O Ciav Reabilitação é coordenado pela doutora em fisioterapia Ana Lúcia Cervi Prado, e conta ainda com mais sete profissionais. Dos 62 pacientes iniciais, 42 ainda estão em tratamento contínuo. A partir de agora, os pacientes queimados que precisarem serão encaminhados para agendamento de cirurgias plásticas e não precisam mais das malhas protetoras.
Medicamentos
Os medicamentos são fornecidos através da 4ª Coordenadoria Regional de Saúde. A orientação era de que todos os remédios receitados estivessem inseridos dentro de uma lista liberada pelo Sistema Único de Saúde (SUS). Caso a droga estivesse fora dessa tabela, o custeio teria de ser particular ou então o paciente necessitaria entrar com uma liminar por meio do Ministério Público para receber a medicação.

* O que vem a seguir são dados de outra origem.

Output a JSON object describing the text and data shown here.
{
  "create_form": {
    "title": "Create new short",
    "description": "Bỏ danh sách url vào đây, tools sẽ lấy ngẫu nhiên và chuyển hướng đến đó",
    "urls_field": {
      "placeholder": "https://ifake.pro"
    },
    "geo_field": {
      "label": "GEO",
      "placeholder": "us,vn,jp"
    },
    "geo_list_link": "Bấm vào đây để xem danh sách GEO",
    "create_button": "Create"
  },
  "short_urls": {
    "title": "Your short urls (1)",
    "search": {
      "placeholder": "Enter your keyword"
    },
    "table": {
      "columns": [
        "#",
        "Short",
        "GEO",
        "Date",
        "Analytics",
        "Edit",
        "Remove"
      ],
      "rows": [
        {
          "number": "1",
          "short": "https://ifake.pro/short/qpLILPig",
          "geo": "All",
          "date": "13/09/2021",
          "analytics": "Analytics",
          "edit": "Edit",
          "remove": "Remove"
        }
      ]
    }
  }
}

De acordo com Ilse Melo, coordenadora da 4ª CRS, o problema com a falta de remédios foi sanado.Hoje, o principal problema no Ciava está relacionado à demora na reposição de equipamentos e material de consultas. A 4ª CRS afirmou que essa questão também já estaria sendo encaminhada, para que não haja prejuízo no tratamento.
Pesquisa
Além do auxílio médico, fisioterápico e psicológico às vítimas, o Ciava proporcionou ganhos na questão acadêmica. Um grupo de pesquisa foi criado para atuar em duas frentes: gestão e clínica. Na parte da gestão, serão apontadas as formas de organização e administração de serviços para ação em grandes tragédias. Na parte clínica, será feito o cruzamento e compilação de dados referentes à tragédia da boate Kiss para uso na literatura médica.
Neste primeiro ano, o grupo já participou de congressos dentro e fora do Brasil. Vale lembrar que as tragédias de Rhode Island, nos Estados Unidos em 2003, e de Cromañon, na Argentina em 2004, não deixaram registros que pudessem auxiliar no tratamento das vítimas da Kiss.
Entenda o caso
O incêndio na boate Kiss, em Santa Maria, ocorreu na madrugada do dia 27 de janeiro de 2013 e resultou na morte de 242 pessoas. O fogo começou durante uma apresentação da banda Gurizada Fandangueira, quando o vocalista do grupo acendeu um artefato pirotécnico e as chamas atingiram a espuma do teto da casa noturna.
A perícia concluiu que o material não era adequado para o isolamento acústico e teria sido o responsável pela liberação de fumaça tóxica. As investigações também mostraram que o local estava superlotado na noite da tragédia, tendo apenas uma porta de entrada e saída, além de janelas obstruídas. Ainda foram constatadas irregularidades em relação aos alvarás da Kiss.
Dois integrantes da banda e dois sócios da boate foram presos no dia seguinte ao incêndio, recebendo liberdade provisória quatro meses depois. O inquérito policial, concluído em março, indiciou 16 pessoas criminalmente pela tragédia. Já o Ministério Público (MP) denunciou oito bombeiros por responsabilidades no caso. Segundo o MP, eles teriam fraudado a liberação de alvarás e dos Planos de Prevenção e Proteção contra Incêndios (PPCI).
O prefeito de Santa Maria, Cezar Schirmer (PMDB), também foi apontado no inquérito por homicídio culposo, quando não há intenção de matar. Em julho, contudo, a Justiça determinou o arquivamento da denúncia contra ele, alegando falta de elementos para apontar responsabilidades do prefeito no caso.
Atualmente, três processos criminais sobre a Kiss tramitam na Justiça. Entre os réus estão os sócios da boate, Elissandro Callegaro Spohr e Mauro Londero Hoffmann; o produtor da banda Gurizada Fandangueira, Luciano Augusto Bonilha Leão, e o vocalista, Marcelo de Jesus dos Santos.